Aussi sculpteur (voir son tableau L’Artiste sculptant Tanagra, dont le personnage semble être le peintre lui-même), Gérôme s’est plu à traiter divers sujet mais celui-ci semble lui avoir particulièrement plu puisqu’il a peint, à la même période, une version de face de la scène (qui comporte de nombreuses différences).
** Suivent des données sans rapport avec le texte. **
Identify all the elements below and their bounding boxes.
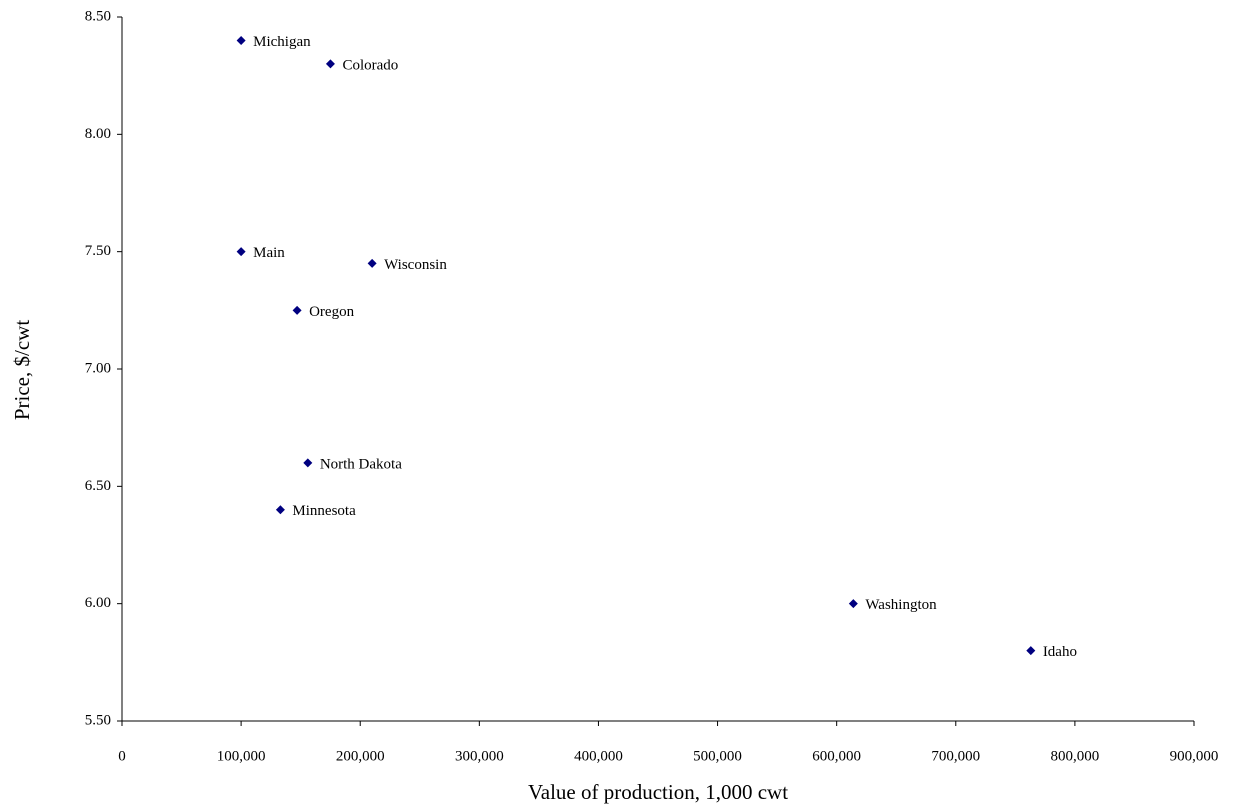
x-tick-label: 300,000 <box>455 748 504 764</box>
y-tick-label: 6.50 <box>85 478 111 494</box>
y-axis-title: Price, $/cwt <box>10 320 34 420</box>
point <box>236 35 246 45</box>
point-label: Michigan <box>253 34 311 50</box>
point-label: Wisconsin <box>384 257 447 273</box>
x-tick-label: 200,000 <box>336 748 385 764</box>
y-tick-label: 7.50 <box>85 243 111 259</box>
y-tick-label: 8.50 <box>85 8 111 24</box>
point <box>325 59 335 69</box>
y-tick-label: 5.50 <box>85 712 111 728</box>
point <box>292 305 302 315</box>
x-tick-label: 0 <box>118 748 126 764</box>
x-tick-label: 100,000 <box>217 748 266 764</box>
point-label: Idaho <box>1043 644 1077 660</box>
point <box>236 247 246 257</box>
point-label: Main <box>253 245 285 261</box>
point <box>367 258 377 268</box>
x-axis-title: Value of production, 1,000 cwt <box>528 780 788 804</box>
x-tick-label: 800,000 <box>1051 748 1100 764</box>
x-tick-label: 900,000 <box>1170 748 1219 764</box>
point <box>303 458 313 468</box>
point-label: Minnesota <box>292 503 356 519</box>
point-label: Colorado <box>342 57 398 73</box>
point-label: Oregon <box>309 304 354 320</box>
x-tick-label: 700,000 <box>931 748 980 764</box>
y-tick-label: 7.00 <box>85 360 111 376</box>
x-tick-label: 400,000 <box>574 748 623 764</box>
point-label: Washington <box>865 597 937 613</box>
point <box>275 505 285 515</box>
point-label: North Dakota <box>320 456 402 472</box>
x-tick-label: 500,000 <box>693 748 742 764</box>
y-tick-label: 8.00 <box>85 126 111 142</box>
point <box>1026 646 1036 656</box>
y-tick-label: 6.00 <box>85 595 111 611</box>
x-tick-label: 600,000 <box>812 748 861 764</box>
point <box>848 599 858 609</box>
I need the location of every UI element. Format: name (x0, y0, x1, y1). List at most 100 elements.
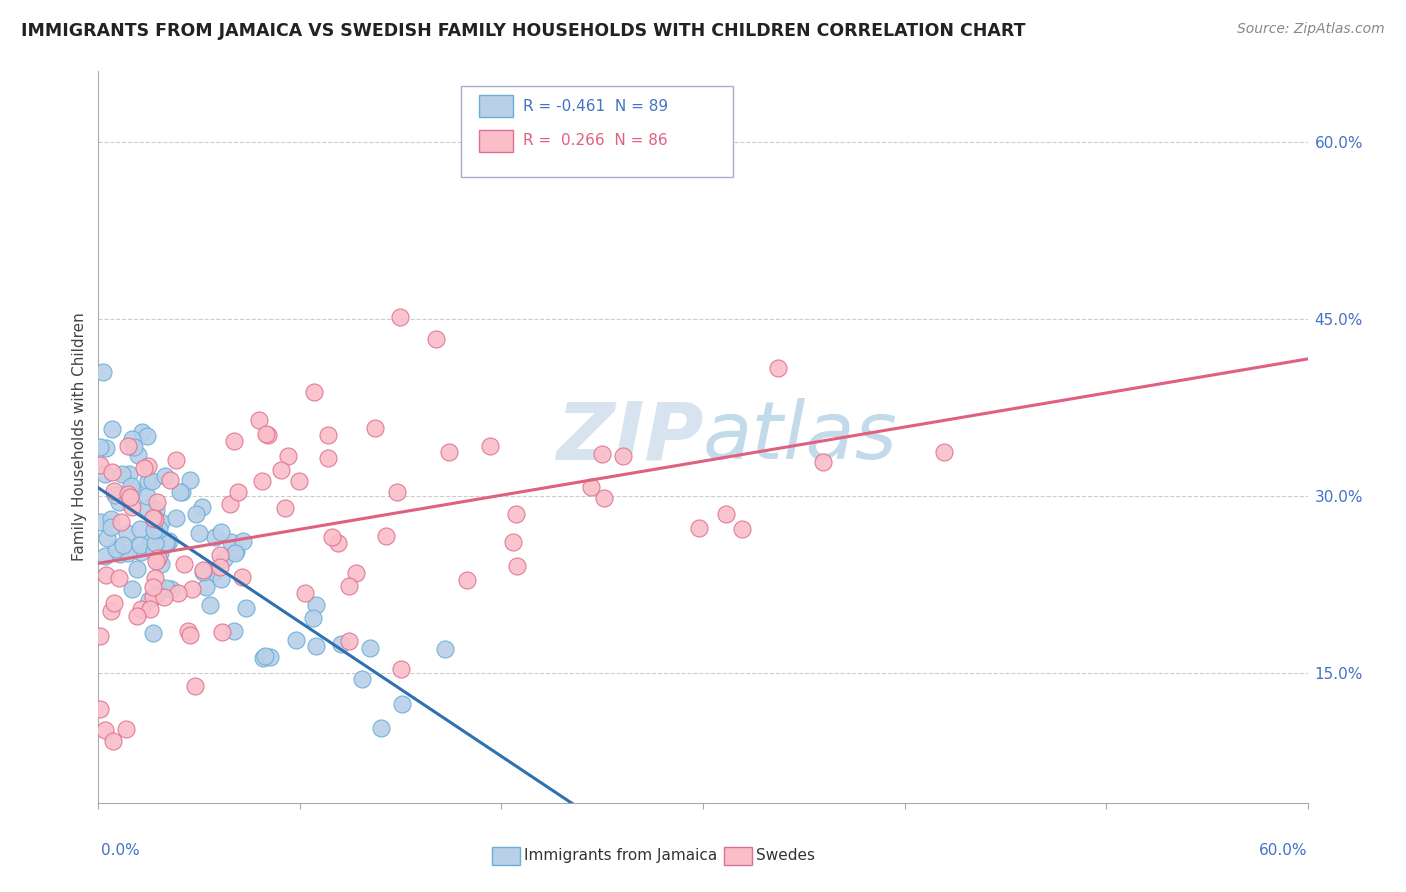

Pygmalion et Galatée, Jean-Léon Gérôme, ca 1890

Nous avons toujours la même scène, avec ce même mouvement des protagonistes l’un vers l’autre, une même tenue du sculpteur, mais un décor plus détaillé bien que le tableau soit peint de manière moins réaliste. J’aime ce second tableau également mais l’on n’y retrouve pas, selon moi, la sensualité du premier. D’abord, les protagonistes ressortent moins sur le fond du fait des couleurs et du style. De plus, le baiser est présenté de face, le spectateur est rapproché de la scène, et il manque dans ce tableau l’intimité teintée de voyeurisme et la part de mystère qui font qu’on est comme happé par la scène : dans le premier tableau le spectateur assiste presque en voyeur au baiser des deux personnages (dans le second tableau, nous sommes trop près des deux personnages pour imaginer que nous venons de les surprendre), qui lui apparaissent dans l’immédiateté de la découverte de leur désir et de dos, ce qui fait qu’il ne peut qu’imaginer (et l’imagination est sans doute un élément majeur du désir) ce qui est en train de se passer.

Et pour conclure …

Le mythe de Pygmalion et Galatée a inspiré de nombreux artistes, qu’ils soient peintres, musiciens, écrivains ou cinéastes, mais c’est pour moi Jean-Léon Gérôme qui en présente la version la plus intéressante, une scène sensuelle et intime qui laisse de côté la référence à l’action divine pour se concentrer sur la naissance de l’amour et du désir entre les deux personnages.